UK suspends intel with USThe United Kingdom has suspended some intelligence sharing with the United States, its close ally, over the U.S. military’s lethal strikes against alleged drug-trafficking boats in the Caribbean, since London thinks the attacks are illegal and does not want to be implicated, multiple outlets reported on Tuesday. 

The decision to halt intelligence sharing, which took place earlier this fall, highlights the range of skepticism regarding the Trump administration’s legal justification for the vessel strikes, which so far have killed at least 76 people.

The U.S. garners intelligence from a variety of sources, including the UK, which oversees some territories in the Caribbean and offers information that assists the U.S. in identifying boats suspected of smuggling narcotics in the region. 
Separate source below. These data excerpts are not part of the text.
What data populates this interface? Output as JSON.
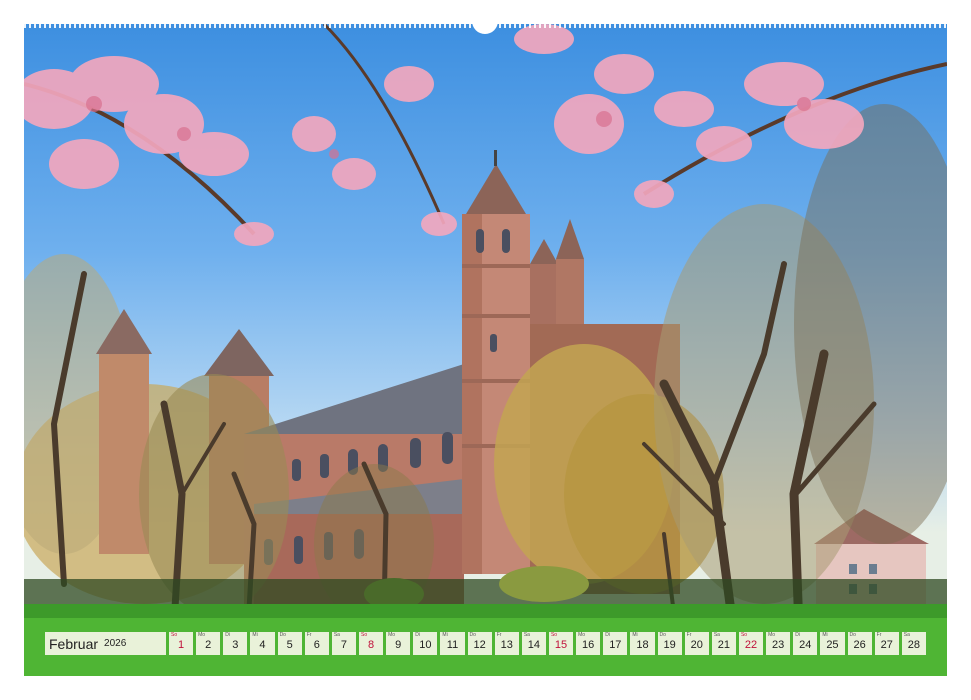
{
  "calendar": {
    "month": "Februar",
    "year": "2026",
    "days": [
      {
        "wd": "So",
        "d": "1",
        "red": true
      },
      {
        "wd": "Mo",
        "d": "2"
      },
      {
        "wd": "Di",
        "d": "3"
      },
      {
        "wd": "Mi",
        "d": "4"
      },
      {
        "wd": "Do",
        "d": "5"
      },
      {
        "wd": "Fr",
        "d": "6"
      },
      {
        "wd": "Sa",
        "d": "7"
      },
      {
        "wd": "So",
        "d": "8",
        "red": true
      },
      {
        "wd": "Mo",
        "d": "9"
      },
      {
        "wd": "Di",
        "d": "10"
      },
      {
        "wd": "Mi",
        "d": "11"
      },
      {
        "wd": "Do",
        "d": "12"
      },
      {
        "wd": "Fr",
        "d": "13"
      },
      {
        "wd": "Sa",
        "d": "14"
      },
      {
        "wd": "So",
        "d": "15",
        "red": true
      },
      {
        "wd": "Mo",
        "d": "16"
      },
      {
        "wd": "Di",
        "d": "17"
      },
      {
        "wd": "Mi",
        "d": "18"
      },
      {
        "wd": "Do",
        "d": "19"
      },
      {
        "wd": "Fr",
        "d": "20"
      },
      {
        "wd": "Sa",
        "d": "21"
      },
      {
        "wd": "So",
        "d": "22",
        "red": true
      },
      {
        "wd": "Mo",
        "d": "23"
      },
      {
        "wd": "Di",
        "d": "24"
      },
      {
        "wd": "Mi",
        "d": "25"
      },
      {
        "wd": "Do",
        "d": "26"
      },
      {
        "wd": "Fr",
        "d": "27"
      },
      {
        "wd": "Sa",
        "d": "28"
      }
    ]
  },
  "colors": {
    "sunday": "#c0103a",
    "sky": "#3d8fe0",
    "stone": "#b97a68",
    "grass": "#4fb534",
    "blossom": "#f2a7be"
  }
}
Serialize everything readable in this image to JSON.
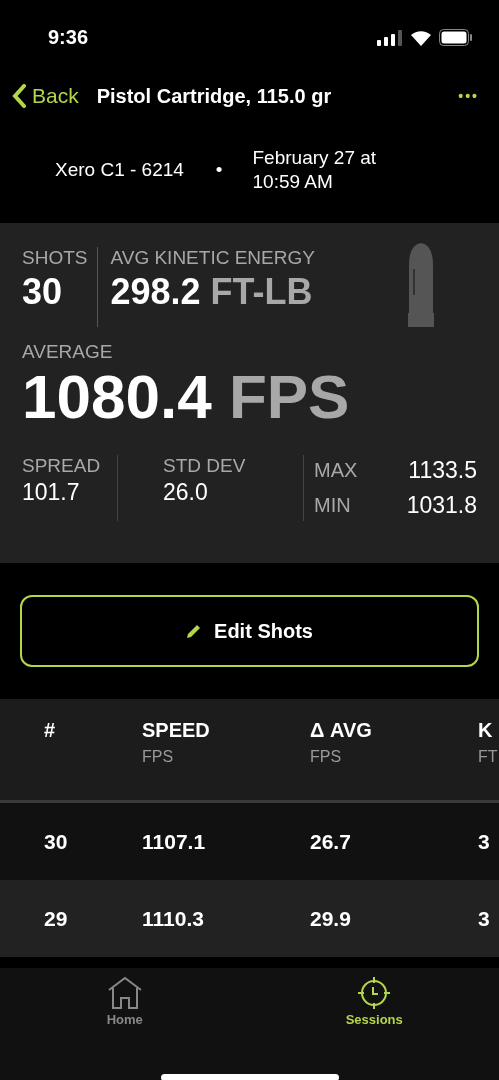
{
  "status_bar": {
    "time": "9:36"
  },
  "nav": {
    "back": "Back",
    "title": "Pistol Cartridge, 115.0 gr",
    "more": "•••"
  },
  "session": {
    "device": "Xero C1 - 6214",
    "separator": "•",
    "date": "February 27 at 10:59 AM"
  },
  "summary": {
    "shots_label": "SHOTS",
    "shots": "30",
    "energy_label": "AVG KINETIC ENERGY",
    "energy": "298.2",
    "energy_unit": "FT-LB",
    "average_label": "AVERAGE",
    "average": "1080.4",
    "average_unit": "FPS",
    "stats": [
      {
        "label": "SPREAD",
        "value": "101.7"
      },
      {
        "label": "STD DEV",
        "value": "26.0"
      }
    ],
    "extremes": [
      {
        "label": "MAX",
        "value": "1133.5"
      },
      {
        "label": "MIN",
        "value": "1031.8"
      }
    ]
  },
  "edit_button": "Edit Shots",
  "table": {
    "columns": [
      {
        "label": "#"
      },
      {
        "label": "SPEED",
        "unit": "FPS"
      },
      {
        "label": "Δ AVG",
        "unit": "FPS"
      },
      {
        "label": "K",
        "unit": "FT"
      }
    ],
    "rows": [
      [
        "30",
        "1107.1",
        "26.7",
        "3"
      ],
      [
        "29",
        "1110.3",
        "29.9",
        "3"
      ]
    ]
  },
  "tab_bar": [
    {
      "label": "Home",
      "kind": "home",
      "selected": false
    },
    {
      "label": "Sessions",
      "kind": "target",
      "selected": true
    }
  ]
}
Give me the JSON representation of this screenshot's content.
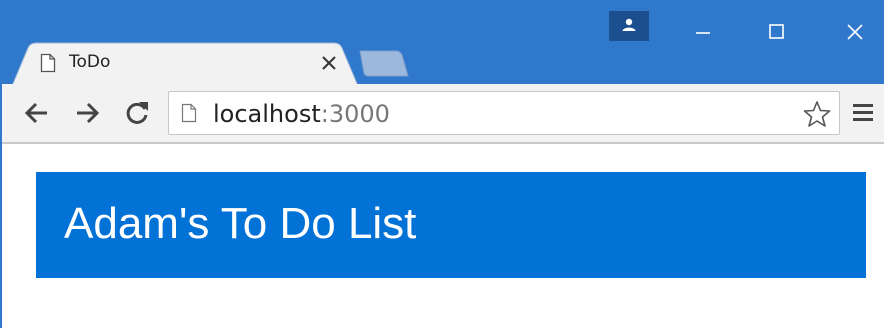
{
  "browser": {
    "tab": {
      "title": "ToDo",
      "icon": "document-icon",
      "close_icon": "close-icon"
    },
    "new_tab_icon": "new-tab-icon",
    "window_controls": {
      "profile_icon": "user-icon",
      "minimize_icon": "minimize-icon",
      "maximize_icon": "maximize-icon",
      "close_icon": "close-icon"
    },
    "toolbar": {
      "back_icon": "arrow-left-icon",
      "forward_icon": "arrow-right-icon",
      "reload_icon": "reload-icon",
      "address": {
        "host": "localhost",
        "port": ":3000",
        "page_icon": "page-icon"
      },
      "bookmark_icon": "star-icon",
      "menu_icon": "hamburger-menu-icon"
    },
    "colors": {
      "titlebar": "#2f78cc",
      "profile_box": "#1b4f8f",
      "toolbar": "#f2f2f2"
    }
  },
  "page": {
    "header": {
      "title": "Adam's To Do List",
      "background": "#0272d6",
      "text_color": "#ffffff"
    }
  }
}
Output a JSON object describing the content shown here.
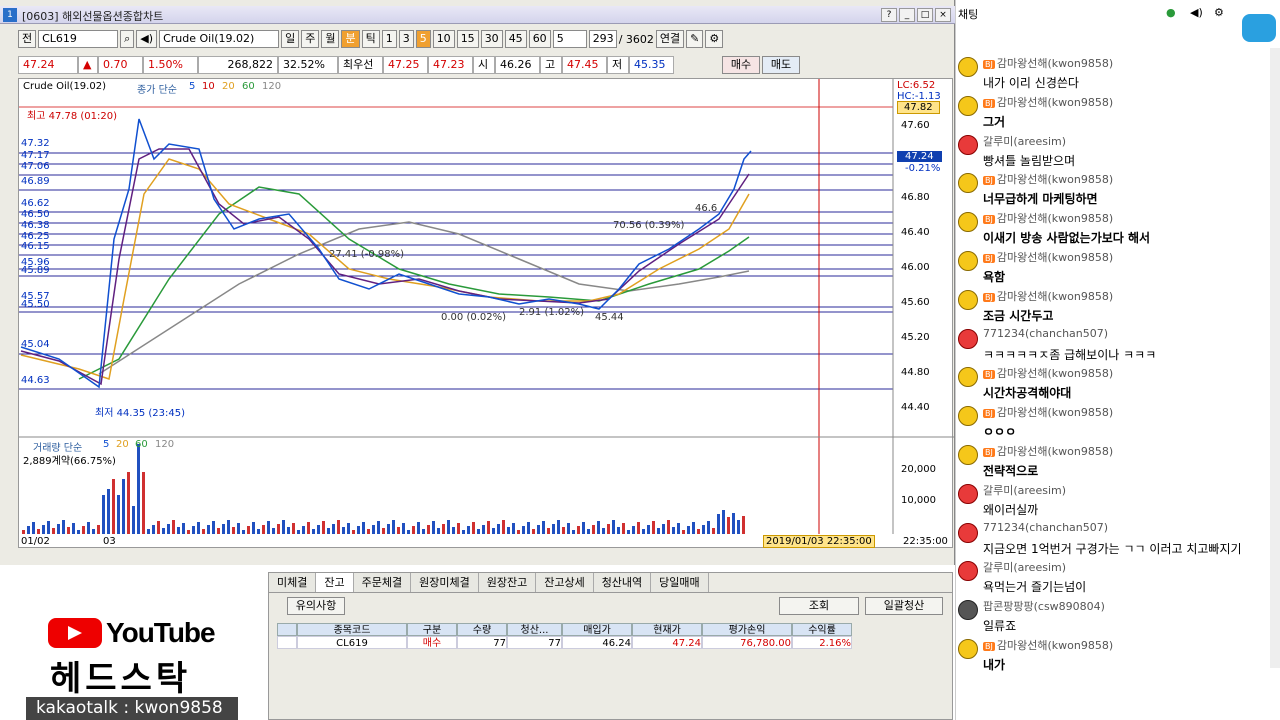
{
  "window": {
    "title": "[0603] 해외선물옵션종합차트",
    "icon": "1"
  },
  "toolbar": {
    "jeon": "전",
    "symbol": "CL619",
    "name": "Crude Oil(19.02)",
    "periods": [
      "일",
      "주",
      "월",
      "분",
      "틱"
    ],
    "intervals": [
      "1",
      "3",
      "5",
      "10",
      "15",
      "30",
      "45",
      "60",
      "5"
    ],
    "count": "293",
    "total": "/ 3602",
    "link": "연결"
  },
  "quote": {
    "price": "47.24",
    "arrow": "▲",
    "change": "0.70",
    "pct": "1.50%",
    "volume": "268,822",
    "vol_pct": "32.52%",
    "best_label": "최우선",
    "bid": "47.25",
    "ask": "47.23",
    "open_label": "시",
    "open": "46.26",
    "high_label": "고",
    "high": "47.45",
    "low_label": "저",
    "low": "45.35",
    "buy": "매수",
    "sell": "매도"
  },
  "chart": {
    "legend": "Crude Oil(19.02)",
    "ma_label": "종가 단순",
    "ma_values": [
      "5",
      "10",
      "20",
      "60",
      "120"
    ],
    "lc": "LC:6.52",
    "hc": "HC:-1.13",
    "high_label": "최고 47.78 (01:20)",
    "low_label": "최저 44.35 (23:45)",
    "y_ticks": [
      "47.60",
      "47.20",
      "46.80",
      "46.40",
      "46.00",
      "45.60",
      "45.20",
      "44.80",
      "44.40"
    ],
    "left_prices": [
      "47.32",
      "47.17",
      "47.06",
      "46.89",
      "46.62",
      "46.50",
      "46.38",
      "46.25",
      "46.15",
      "45.96",
      "45.89",
      "45.57",
      "45.50",
      "45.04",
      "44.63"
    ],
    "cur_box": "47.82",
    "cur_price": "47.24",
    "cur_pct": "-0.21%",
    "annots": [
      "70.56 (0.39%)",
      "46.6",
      "27.41 (-0.98%)",
      "0.00 (0.02%)",
      "2.91 (1.02%)",
      "45.44"
    ],
    "vol_legend": "거래량 단순",
    "vol_ma": [
      "5",
      "20",
      "60",
      "120"
    ],
    "vol_note": "2,889계약(66.75%)",
    "vol_ticks": [
      "20,000",
      "10,000"
    ],
    "x_labels": [
      "01/02",
      "03"
    ],
    "time_box": "2019/01/03 22:35:00",
    "time_right": "22:35:00"
  },
  "bottom": {
    "tabs": [
      "미체결",
      "잔고",
      "주문체결",
      "원장미체결",
      "원장잔고",
      "잔고상세",
      "청산내역",
      "당일매매"
    ],
    "caution": "유의사항",
    "query": "조회",
    "liquidate": "일괄청산",
    "headers": [
      "종목코드",
      "구분",
      "수량",
      "청산...",
      "매입가",
      "현재가",
      "평가손익",
      "수익률"
    ],
    "row": [
      "CL619",
      "매수",
      "77",
      "77",
      "46.24",
      "47.24",
      "76,780.00",
      "2.16%"
    ]
  },
  "youtube": {
    "logo": "YouTube",
    "channel": "헤드스탁",
    "kakao": "kakaotalk : kwon9858"
  },
  "chat": {
    "header": "채팅",
    "messages": [
      {
        "nick": "감마왕선해(kwon9858)",
        "text": "내가 이리 신경쓴다",
        "bj": true,
        "face": "y",
        "bold": false
      },
      {
        "nick": "감마왕선해(kwon9858)",
        "text": "그거",
        "bj": true,
        "face": "y",
        "bold": true
      },
      {
        "nick": "갈루미(areesim)",
        "text": "빵셔틀 놀림받으며",
        "bj": false,
        "face": "r",
        "bold": false
      },
      {
        "nick": "감마왕선해(kwon9858)",
        "text": "너무급하게 마케팅하면",
        "bj": true,
        "face": "y",
        "bold": true
      },
      {
        "nick": "감마왕선해(kwon9858)",
        "text": "이새기 방송 사람없는가보다 해서",
        "bj": true,
        "face": "y",
        "bold": true
      },
      {
        "nick": "감마왕선해(kwon9858)",
        "text": "욕함",
        "bj": true,
        "face": "y",
        "bold": true
      },
      {
        "nick": "감마왕선해(kwon9858)",
        "text": "조금 시간두고",
        "bj": true,
        "face": "y",
        "bold": true
      },
      {
        "nick": "771234(chanchan507)",
        "text": "ㅋㅋㅋㅋㅋㅈ좀 급해보이나 ㅋㅋㅋ",
        "bj": false,
        "face": "r",
        "bold": false
      },
      {
        "nick": "감마왕선해(kwon9858)",
        "text": "시간차공격해야대",
        "bj": true,
        "face": "y",
        "bold": true
      },
      {
        "nick": "감마왕선해(kwon9858)",
        "text": "ㅇㅇㅇ",
        "bj": true,
        "face": "y",
        "bold": true
      },
      {
        "nick": "감마왕선해(kwon9858)",
        "text": "전략적으로",
        "bj": true,
        "face": "y",
        "bold": true
      },
      {
        "nick": "갈루미(areesim)",
        "text": "왜이러실까",
        "bj": false,
        "face": "r",
        "bold": false
      },
      {
        "nick": "771234(chanchan507)",
        "text": "지금오면 1억번거 구경가는 ㄱㄱ 이러고 치고빠지기",
        "bj": false,
        "face": "r",
        "bold": false
      },
      {
        "nick": "갈루미(areesim)",
        "text": "욕먹는거 즐기는넘이",
        "bj": false,
        "face": "r",
        "bold": false
      },
      {
        "nick": "팝콘팡팡팡(csw890804)",
        "text": "일류죠",
        "bj": false,
        "face": "g",
        "bold": false
      },
      {
        "nick": "감마왕선해(kwon9858)",
        "text": "내가",
        "bj": true,
        "face": "y",
        "bold": true
      }
    ]
  }
}
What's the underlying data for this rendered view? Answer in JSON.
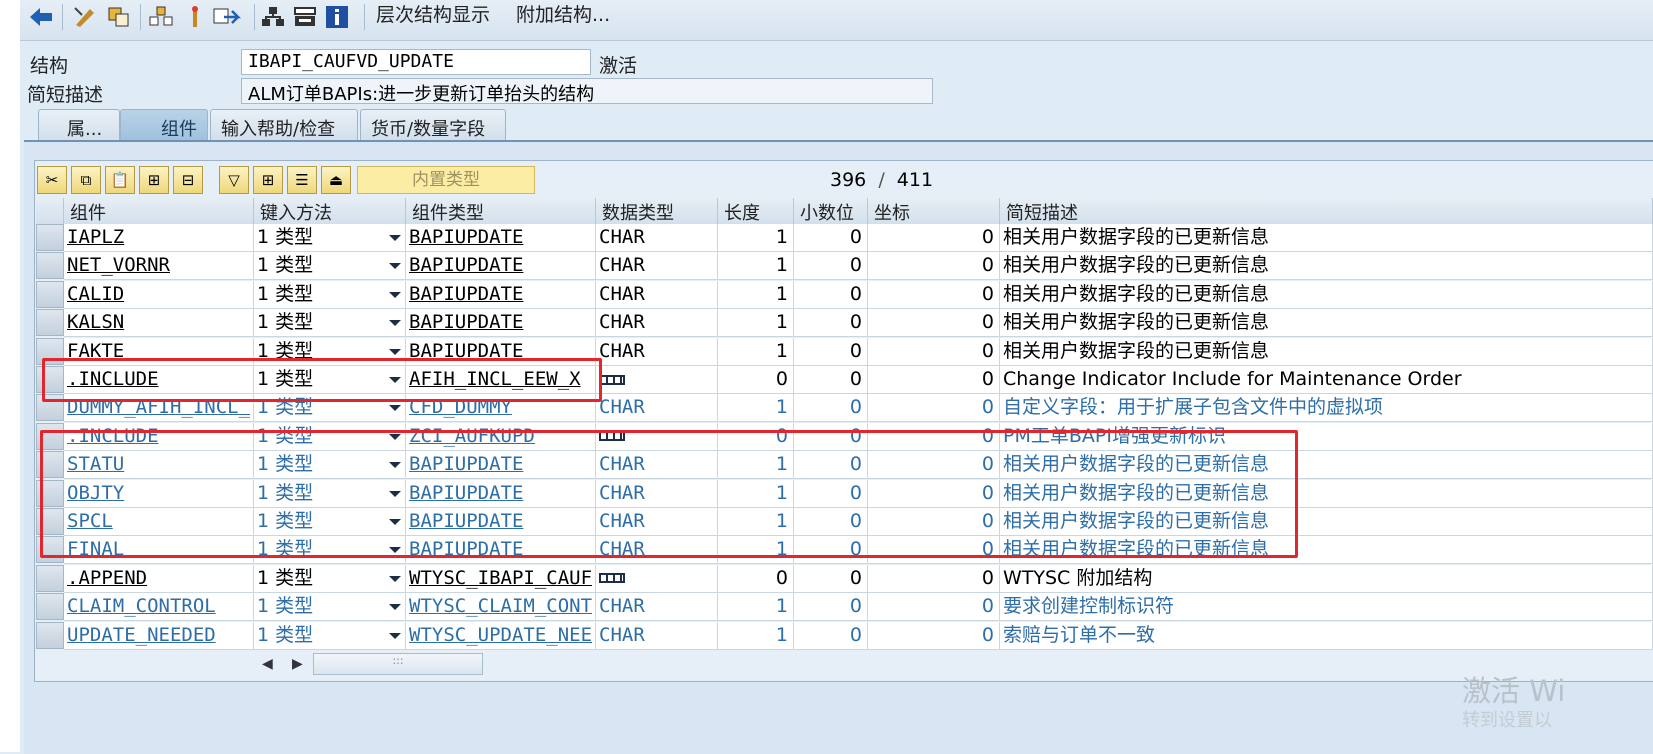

The gathered intelligence is normally delivered to the Joint Interagency Task Force South (JIATFS), based in Key West, Fla., which works on monitoring and detecting suspected illegal trafficking targets and conducting counter-narcotic operations. 

More than a dozen countries, including close U.S. allies, have liaison officers based at JIATFS, which is led by Coast Guard Rear Adm. Jeff Randall.

The Hill has reached out to JIATFS for comment. 

A DOD official told The Hill on Tuesday that the Pentagon does not “discuss intelligence matters.”

A UK government spokesperson told The Hill that it is “our longstanding policy to not comment on intelligence matters.”